You may or may not have seen the new Man of Steel movie wherein the parallels between Superman and Christ are quite unabashed. However, one similarity that seems to have gone unnoticed in the reviews is the “Holy Family dynamic” of Clark Kent and his parents.
As a family, The Kents are very much your middle American archetype, normal in every way save for the child literally sent to earth to save it (geese, be more blatantly Christ-like will you?). They have the usual growing pains as young Clark gradually discovers he is ‘different,’ enters puberty in time to discover his true identity, and then, as an adult, wrestles with his adopted father, Jonathan Kent (played by Kevin Costner) over what to do with his life (hmm, what profession meshes well with all of these super powers, eh?).
Not too ironically, Clark’s father, who wants his adopted son to keep his abilities a secret, perhaps as an example of humble justice and service himself, becomes the protagonist who shapes Clark’s final decision to “out” his identity and accept his vocation to help the world (St. Joseph, anyone?). But it is the presence of Superman’s mother in which we find notable Christ/Virgin Mary likenesses.
Superman’s mom (Diane Lane) appears throughout the film continuously offering consolation and encouragement. “Nice suit, son.” She says acceptingly after he re-emerges from consummate anonymity, never questioning his decision to start saving the world, (or the necessity of wearing a cape to do so.) We see her docility to her son’s decisions as a consistent aspect of her character, during Clark’s childhood especially when she comes to console him as he slowly acclimates to his abilities.
It is critical for us to know her if we are to understand Superman’s own compassion for the world he dedicates his life to saving. The closeness between mother and son is evident throughout the film and nothing ticks the guy in the blue off more than when some military general from space tries to mess with her.

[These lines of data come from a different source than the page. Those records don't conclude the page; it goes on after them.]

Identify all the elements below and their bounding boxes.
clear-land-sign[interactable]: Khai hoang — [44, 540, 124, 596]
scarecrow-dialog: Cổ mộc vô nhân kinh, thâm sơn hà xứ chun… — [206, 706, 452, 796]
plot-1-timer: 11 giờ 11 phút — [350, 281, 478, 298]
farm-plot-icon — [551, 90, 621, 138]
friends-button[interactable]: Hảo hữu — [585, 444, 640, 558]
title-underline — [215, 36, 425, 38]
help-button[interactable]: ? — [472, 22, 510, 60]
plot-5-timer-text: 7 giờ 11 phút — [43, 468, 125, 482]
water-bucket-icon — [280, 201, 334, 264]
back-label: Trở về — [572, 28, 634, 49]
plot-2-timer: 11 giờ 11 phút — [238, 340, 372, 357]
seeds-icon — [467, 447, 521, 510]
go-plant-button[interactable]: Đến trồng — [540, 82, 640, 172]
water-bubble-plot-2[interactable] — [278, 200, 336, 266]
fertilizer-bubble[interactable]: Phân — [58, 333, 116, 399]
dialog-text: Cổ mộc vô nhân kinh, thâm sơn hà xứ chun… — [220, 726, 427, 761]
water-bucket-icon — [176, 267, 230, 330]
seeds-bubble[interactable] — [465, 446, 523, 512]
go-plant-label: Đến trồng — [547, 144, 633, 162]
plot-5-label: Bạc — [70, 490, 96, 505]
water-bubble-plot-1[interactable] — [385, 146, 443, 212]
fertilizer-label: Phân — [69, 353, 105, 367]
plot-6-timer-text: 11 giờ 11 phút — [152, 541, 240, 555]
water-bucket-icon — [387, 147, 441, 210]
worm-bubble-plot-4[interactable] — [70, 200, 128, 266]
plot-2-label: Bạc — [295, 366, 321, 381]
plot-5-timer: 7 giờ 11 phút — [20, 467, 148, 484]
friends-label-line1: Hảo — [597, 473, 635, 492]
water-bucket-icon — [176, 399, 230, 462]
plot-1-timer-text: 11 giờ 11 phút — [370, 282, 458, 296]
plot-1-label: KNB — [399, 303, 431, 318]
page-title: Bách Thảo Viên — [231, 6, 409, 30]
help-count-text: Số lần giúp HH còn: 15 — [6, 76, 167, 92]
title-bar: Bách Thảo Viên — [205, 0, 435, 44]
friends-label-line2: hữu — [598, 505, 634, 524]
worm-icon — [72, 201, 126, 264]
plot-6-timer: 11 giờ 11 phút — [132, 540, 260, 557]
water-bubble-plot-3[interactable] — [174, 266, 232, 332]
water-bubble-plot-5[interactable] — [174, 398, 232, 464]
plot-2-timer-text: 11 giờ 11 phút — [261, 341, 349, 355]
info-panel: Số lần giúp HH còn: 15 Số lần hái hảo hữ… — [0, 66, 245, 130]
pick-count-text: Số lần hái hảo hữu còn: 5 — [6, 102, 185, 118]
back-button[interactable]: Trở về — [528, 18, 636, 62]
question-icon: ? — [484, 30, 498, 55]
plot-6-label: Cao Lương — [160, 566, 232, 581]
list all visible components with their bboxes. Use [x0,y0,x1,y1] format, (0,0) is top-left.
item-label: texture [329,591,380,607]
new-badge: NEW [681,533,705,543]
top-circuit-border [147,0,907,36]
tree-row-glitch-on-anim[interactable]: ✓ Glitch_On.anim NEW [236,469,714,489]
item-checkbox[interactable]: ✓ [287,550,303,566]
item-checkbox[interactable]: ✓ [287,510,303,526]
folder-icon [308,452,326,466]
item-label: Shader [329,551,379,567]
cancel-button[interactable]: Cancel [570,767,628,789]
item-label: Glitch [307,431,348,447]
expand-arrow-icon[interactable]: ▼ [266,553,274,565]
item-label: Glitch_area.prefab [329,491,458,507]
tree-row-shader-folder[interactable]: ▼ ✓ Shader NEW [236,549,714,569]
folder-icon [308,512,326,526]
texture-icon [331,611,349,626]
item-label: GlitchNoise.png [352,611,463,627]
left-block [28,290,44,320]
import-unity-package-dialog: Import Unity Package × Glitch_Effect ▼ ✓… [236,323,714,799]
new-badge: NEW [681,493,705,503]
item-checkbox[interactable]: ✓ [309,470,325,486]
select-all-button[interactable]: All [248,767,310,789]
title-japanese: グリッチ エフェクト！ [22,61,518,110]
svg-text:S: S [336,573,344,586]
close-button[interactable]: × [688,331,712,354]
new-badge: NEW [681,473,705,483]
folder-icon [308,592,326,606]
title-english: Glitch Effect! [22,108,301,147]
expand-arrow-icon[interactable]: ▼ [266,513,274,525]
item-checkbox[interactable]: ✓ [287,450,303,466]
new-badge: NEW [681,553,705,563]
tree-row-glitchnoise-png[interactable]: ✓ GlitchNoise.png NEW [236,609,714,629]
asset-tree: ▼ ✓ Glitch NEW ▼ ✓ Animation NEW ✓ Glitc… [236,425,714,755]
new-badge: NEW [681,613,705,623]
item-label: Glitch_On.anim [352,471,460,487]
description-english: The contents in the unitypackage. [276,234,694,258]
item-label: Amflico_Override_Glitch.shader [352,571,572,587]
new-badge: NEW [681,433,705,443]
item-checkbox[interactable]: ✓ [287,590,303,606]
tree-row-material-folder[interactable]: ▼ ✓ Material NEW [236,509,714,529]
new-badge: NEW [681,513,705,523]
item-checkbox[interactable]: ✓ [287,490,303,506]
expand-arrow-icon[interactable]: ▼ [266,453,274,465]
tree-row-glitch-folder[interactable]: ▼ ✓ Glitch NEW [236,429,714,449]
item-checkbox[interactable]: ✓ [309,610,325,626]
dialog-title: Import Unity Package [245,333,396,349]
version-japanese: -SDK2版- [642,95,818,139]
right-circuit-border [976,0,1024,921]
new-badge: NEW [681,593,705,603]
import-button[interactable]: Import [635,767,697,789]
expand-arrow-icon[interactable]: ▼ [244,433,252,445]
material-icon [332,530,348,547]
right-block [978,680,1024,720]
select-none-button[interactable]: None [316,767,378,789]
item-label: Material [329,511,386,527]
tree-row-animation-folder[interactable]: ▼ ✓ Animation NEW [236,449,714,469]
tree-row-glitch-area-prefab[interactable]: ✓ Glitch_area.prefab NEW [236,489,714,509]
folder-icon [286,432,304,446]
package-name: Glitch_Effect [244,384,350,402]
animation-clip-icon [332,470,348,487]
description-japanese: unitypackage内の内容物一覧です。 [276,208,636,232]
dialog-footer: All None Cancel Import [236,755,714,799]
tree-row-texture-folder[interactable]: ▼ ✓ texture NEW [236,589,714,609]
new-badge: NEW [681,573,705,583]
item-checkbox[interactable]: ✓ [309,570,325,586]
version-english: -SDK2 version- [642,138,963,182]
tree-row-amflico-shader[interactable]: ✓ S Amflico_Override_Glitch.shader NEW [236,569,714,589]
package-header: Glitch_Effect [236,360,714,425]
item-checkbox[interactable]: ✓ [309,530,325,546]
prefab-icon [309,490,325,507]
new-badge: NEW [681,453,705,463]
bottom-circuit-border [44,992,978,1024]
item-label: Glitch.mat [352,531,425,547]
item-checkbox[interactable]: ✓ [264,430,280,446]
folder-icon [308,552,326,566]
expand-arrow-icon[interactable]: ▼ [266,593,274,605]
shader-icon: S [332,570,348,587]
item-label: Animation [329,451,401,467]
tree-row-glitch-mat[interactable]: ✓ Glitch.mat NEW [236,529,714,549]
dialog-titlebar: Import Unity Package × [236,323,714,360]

Where am I going with this? Well, only this: we parents who are so concerned with being superman or superwoman are really getting it wrong. Really we are raising them and, as the dynamic of the Holy Family shows, and Man of Steel gets right, it’s not in trying to accomplish magnificent feats (though those are accomplished along the way, it seems) it’s in the selfless, sacrificial dynamic of the family.
In other words, the world may need Superman, but even Superman needs his mom. And his dad, for that matter. As did Christ.
And as did my own son who was a horrible mess the other night. It was the sight of my sick baby wearing his Superman pajamas as he battled through a stomach bug that inspired this column. For, though my husband was the hero that night as he dealt with cleaning him and the disaster on the bathroom floor up, who do you think the little guy asked for?
You know it: he called for his mama.
“I need to go to mommy.” “I want momma.” He chanted until my husband let him come sailing into bed with me (It’s a bird! it’s a plane!) where he stayed until the morning. I can only hope and pray that he and all of my children will continue to still seek out my consolation as their mother throughout their lives.
For what it’s worth to every mom out there – you may not feel like it but you are the hero for Superman and Supergirl and every other child in this world. And the family really is the place where virtue is cultivated. I will let our beautiful Catechism sum up for me as I sign off to go tend to my superheroes (and does anyone know of a good pattern for a cape out there? If so please leave in the comment box!):
The Christian family is a communion of persons, a sign and image of the communion of the Father and the Son in the Holy Spirit. In the procreation and education of children it reflects the Father’s work of creation. It is called to partake of the prayer and sacrifice of Christ.